AT&T is bringing in a new executive as longtime HBO and Turner chiefs leave. It's also consolidating operations for different brands to help generate more video for a new streaming service launching this year. Layoffs are expected in the business now known as WarnerMedia, although the company tried to assuage fears that there will be substantial job cuts.
With the revamp, AT&T is "trying to move the organization to a new business model," said Michael Smith, a Carnegie Mellon information technology and marketing professor.
AT&T on Monday named former NBC Entertainment chairman Robert Greenblatt as the chairman of WarnerMedia's entertainment and streaming businesses. He will run HBO and Turner cable networks TNT, TBS and truTV. HBO and Turner were previously run separately. HBO's longtime chief, Richard Plepler, resigned last week , as did Turner's president, David Levy .
AT&T said the reorganization will give it "agility and flexibility" to better coordinate original programming across its brands and distribute them through emerging platforms such as streaming.
The company has been ramping up the streaming services that it sells to customers directly as it tries to maneuver the shift to internet video and reckon with the increasing number of people who don't want to pay for a $100 cable bundle. It has been losing customers in its DirecTV satellite TV business.
AT&T launched a streaming service with live TV channels, DirecTV Now, in 2016. The service has already had its bumps, losing customers for the first time in the most recent quarter as AT&T ended deep discounts. AT&T also debuted a cheaper live-TV service, WatchTV, in 2018.
Now, it's planning to compete with Netflix and an upcoming Disney streaming service by launching a separate service built around WarnerMedia shows and movies, including what's on HBO. HBO Now will continue to exist as a separate streaming service.
Breaking down walls between WarnerMedia's individual brand empires could result in layoffs and save the company money. But more importantly, it will help spark more ideas and thus more video overall for AT&T to distribute and sell ads against, CFRA Research analyst Keith Snyder said.

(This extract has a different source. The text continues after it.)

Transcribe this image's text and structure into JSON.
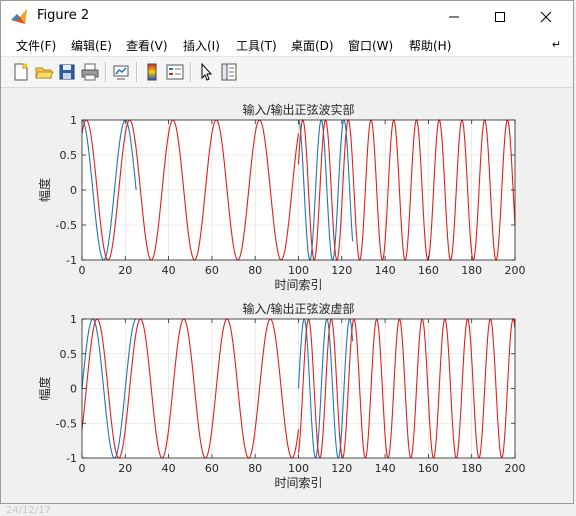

"They want a lot more content coming out of Warner," he said. "That's going to help them launch the streaming service and go up against Disney. They really need to start generating more content. … This reorganization is aiming at that more than anything."
The company tried to emphasize that the reorganization was more about content strategy and less about layoffs. "I don't think there are big massive layoffs coming," Greenblatt said in an interview with trade publication Variety. WarnerMedia spokesman Keith Cocozza said there weren't any decisions yet on layoffs.

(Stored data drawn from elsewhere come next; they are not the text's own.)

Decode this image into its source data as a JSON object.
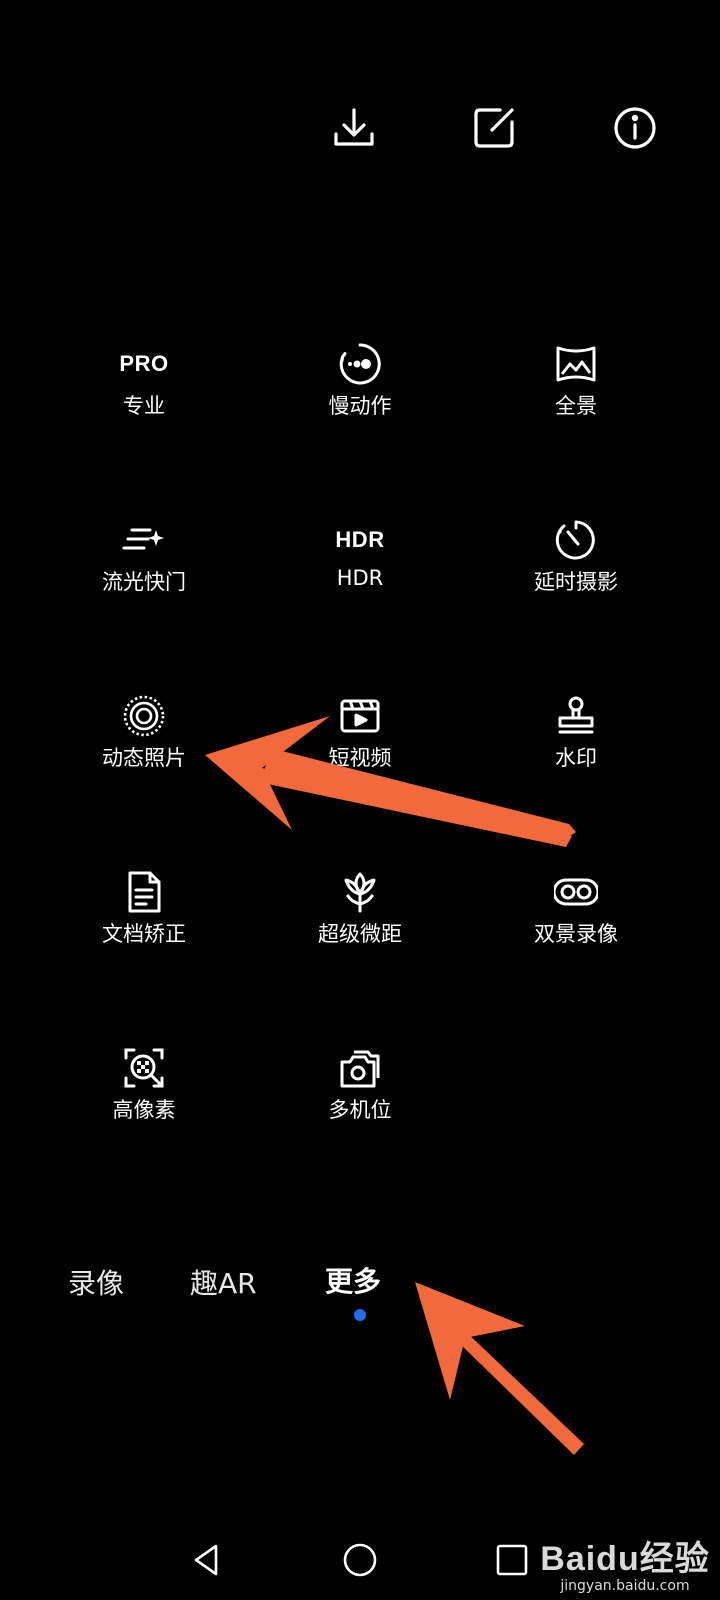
{
  "colors": {
    "background": "#000000",
    "icon": "#ffffff",
    "active_dot": "#1f6cf2",
    "annotation_arrow": "#f26a3c"
  },
  "toolbar": {
    "icons": [
      "download-icon",
      "edit-icon",
      "info-icon"
    ]
  },
  "modes": [
    {
      "icon": "pro-text-icon",
      "glyph_text": "PRO",
      "label": "专业"
    },
    {
      "icon": "slow-motion-icon",
      "label": "慢动作"
    },
    {
      "icon": "panorama-icon",
      "label": "全景"
    },
    {
      "icon": "light-painting-icon",
      "label": "流光快门"
    },
    {
      "icon": "hdr-text-icon",
      "glyph_text": "HDR",
      "label": "HDR"
    },
    {
      "icon": "timelapse-icon",
      "label": "延时摄影"
    },
    {
      "icon": "moving-picture-icon",
      "label": "动态照片"
    },
    {
      "icon": "short-video-icon",
      "label": "短视频"
    },
    {
      "icon": "stamp-icon",
      "label": "水印"
    },
    {
      "icon": "document-icon",
      "label": "文档矫正"
    },
    {
      "icon": "flower-icon",
      "label": "超级微距"
    },
    {
      "icon": "dual-view-icon",
      "label": "双景录像"
    },
    {
      "icon": "high-res-icon",
      "label": "高像素"
    },
    {
      "icon": "multi-camera-icon",
      "label": "多机位"
    }
  ],
  "tabs": [
    {
      "label": "录像",
      "active": false
    },
    {
      "label": "趣AR",
      "active": false
    },
    {
      "label": "更多",
      "active": true
    }
  ],
  "navbar": {
    "icons": [
      "back-icon",
      "home-icon",
      "recents-icon"
    ]
  },
  "watermark": {
    "logo": "Baidu经验",
    "sub": "jingyan.baidu.com"
  }
}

Wells Fargo analyst Jennifer Fritzsche wrote in a note to investors last week that one immediate concern is whether the departures by longtime Time Warner leaders would affect the key staffers that make WarnerMedia's shows and movies.
AT&T argued that it needed to buy Time Warner, in one of the biggest media deals on record, to compete with tech giants such as Google and Facebook that grab the bulk of internet ad dollars in the U.S. today. AT&T wants to build a digital advertising business, with ads tailored to customers, on the back of that video. More video means more potential ad dollars and, perhaps, more subscribers.
The Turner TV business had been operating as a standalone entity under an agreement with the government until AT&T won again in court last week. Now AT&T can change Turner's staffing levels — there are often layoffs after big mergers — and be involved in its deals with cable companies.
AT&T also said Monday that CNN leader Jeff Zucker is adding sports to his duties and will become chairman of WarnerMedia News & Sports. Kevin Tsujihara will remain the head of the Warner Bros. studio but take on leadership of a new business to bring together the company's family, kids and animation efforts.
AP Technology Writer Mae Anderson contributed to this report.